Дороги расходятся отсюда далеко в стороны... Но среди них нет еще нашей дороги. Может быть, машины пойдут через день, а может быть, и через неделю. Расписания движения по Каракумам еще не существует. Асфальт тротуара вздымался от жары, лопался и прилипал к ногам.
Какой-то босой старик подошел к нам и предложил купить у него парочку-другую змей. Он сунул руку в мешок и действительно вынул оттуда целую связку змеек. Они были извилистыми и совершенно неправдоподобными. Они болтались и высовывали языки. Прохожий сказал, что две из них ядовиты. Старик наловил их в песках и просил за свой странный товар от одного до двух рублей за штуку. Ничего нельзя сказать: змеи в Ашхабаде сравнительно дешевы. Но змеи нам были как раз меньше всего необходимы. Мы поблагодарили старика и вошли в Автопромторг..

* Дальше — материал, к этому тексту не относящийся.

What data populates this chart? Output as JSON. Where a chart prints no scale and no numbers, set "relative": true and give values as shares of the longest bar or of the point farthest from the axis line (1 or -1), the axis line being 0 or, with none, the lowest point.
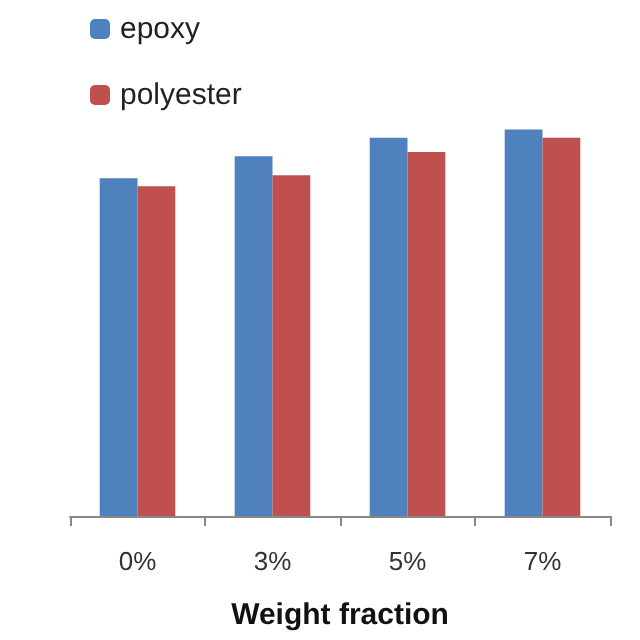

Директор одной рукой держал телефонную трубку, другой водил карандашом по столу.
— Сушеные яблоки,— говорил он.— Станция... Алло! Я говорю: к черту ваши яблоки! Очень вы хороший Церабкооп, если не можете дать мясных консервов... Почему-то, когда в пески идут геологи, у вас находятся консервы, и сахар, и то, и се. А вот наши шоферы никогда и десяти фунтов на брата не могут получить... Что? Какую неделю? А может быть, они на месяц застрянут! Вы их тогда, милый человек, песком будете снабжать?.. Я... Категорически... Срываете задание Совнаркома. Наши люди отказываются ехать. Не понимаю, каким образом... Глупости! Я говорю — глупости! Никакой консервированной камбалы! Садитесь сами за руль с вашей камбалой. На камбале до Серных Бугров не доедете. Вы понимаете, что...

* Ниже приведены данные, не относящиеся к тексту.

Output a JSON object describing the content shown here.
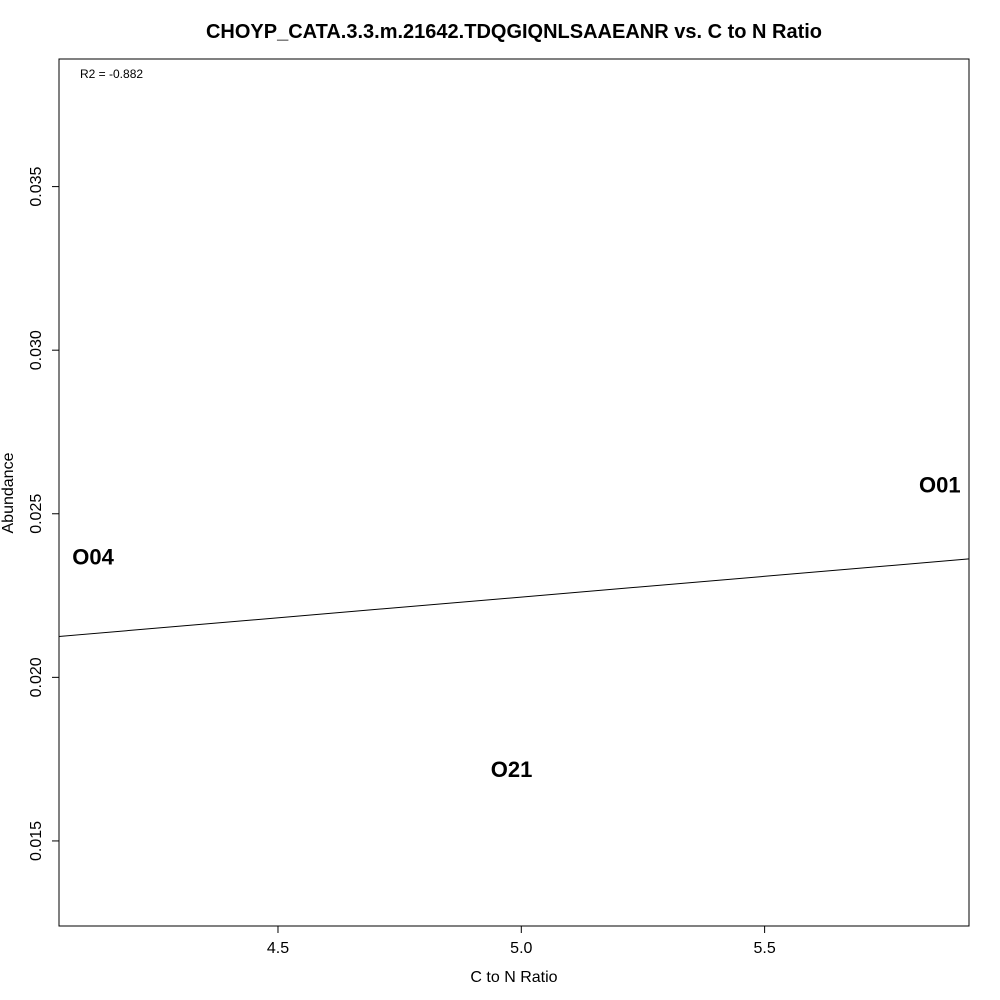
{
  "chart_data": {
    "type": "scatter",
    "title": "CHOYP_CATA.3.3.m.21642.TDQGIQNLSAAEANR vs. C to N Ratio",
    "xlabel": "C to N Ratio",
    "ylabel": "Abundance",
    "xlim": [
      4.05,
      5.92
    ],
    "ylim": [
      0.0124,
      0.0389
    ],
    "x_ticks": [
      4.5,
      5.0,
      5.5
    ],
    "x_tick_labels": [
      "4.5",
      "5.0",
      "5.5"
    ],
    "y_ticks": [
      0.015,
      0.02,
      0.025,
      0.03,
      0.035
    ],
    "y_tick_labels": [
      "0.015",
      "0.020",
      "0.025",
      "0.030",
      "0.035"
    ],
    "points": [
      {
        "label": "O04",
        "x": 4.12,
        "y": 0.0237
      },
      {
        "label": "O01",
        "x": 5.86,
        "y": 0.0259
      },
      {
        "label": "O21",
        "x": 4.98,
        "y": 0.0172
      }
    ],
    "regression_line": {
      "x": [
        4.05,
        5.92
      ],
      "y": [
        0.02125,
        0.02362
      ]
    },
    "annotation": "R2 = -0.882",
    "grid": false,
    "legend": "none"
  }
}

Я взял со стола бумажку. Это было отношение Совнаркома, в котором в кратких словах обрисовывалось положение на Серных Буграх.
«Отсутствие котлов срывает и задерживает окончательный пуск завода. Среди рабочих строительства и окружающего кочевого населения затяжка в переброске котлов сеет недоверие к стройке. Обеспечение своевременного выполнения этой труднейшей задачи — переброски автоклавов через пески — окончательно сломит ликвидаторские настроения и вызовет подъем энтузиазма. Поэтому Совнарком предлагает...»
Отношение было напечатано на пишущей машинке, по обыкновению, на двух языках — русском и туркменском, латинским шрифтом, но почему-то с арабской подписью секретаря.
Черный шофер вошел в комнату и вытер руки о засаленную тряпку. Он был похож на цыгана.
— Ну хорошо, товарищ Каланов,— сказал он, сплевывая на руки.— Эти штуковины весят двести пудов. А вот чем мы будем их сошвыривать на песок в случае, если того...— Он подмигнул и свистнул.— Пальцем, что ли?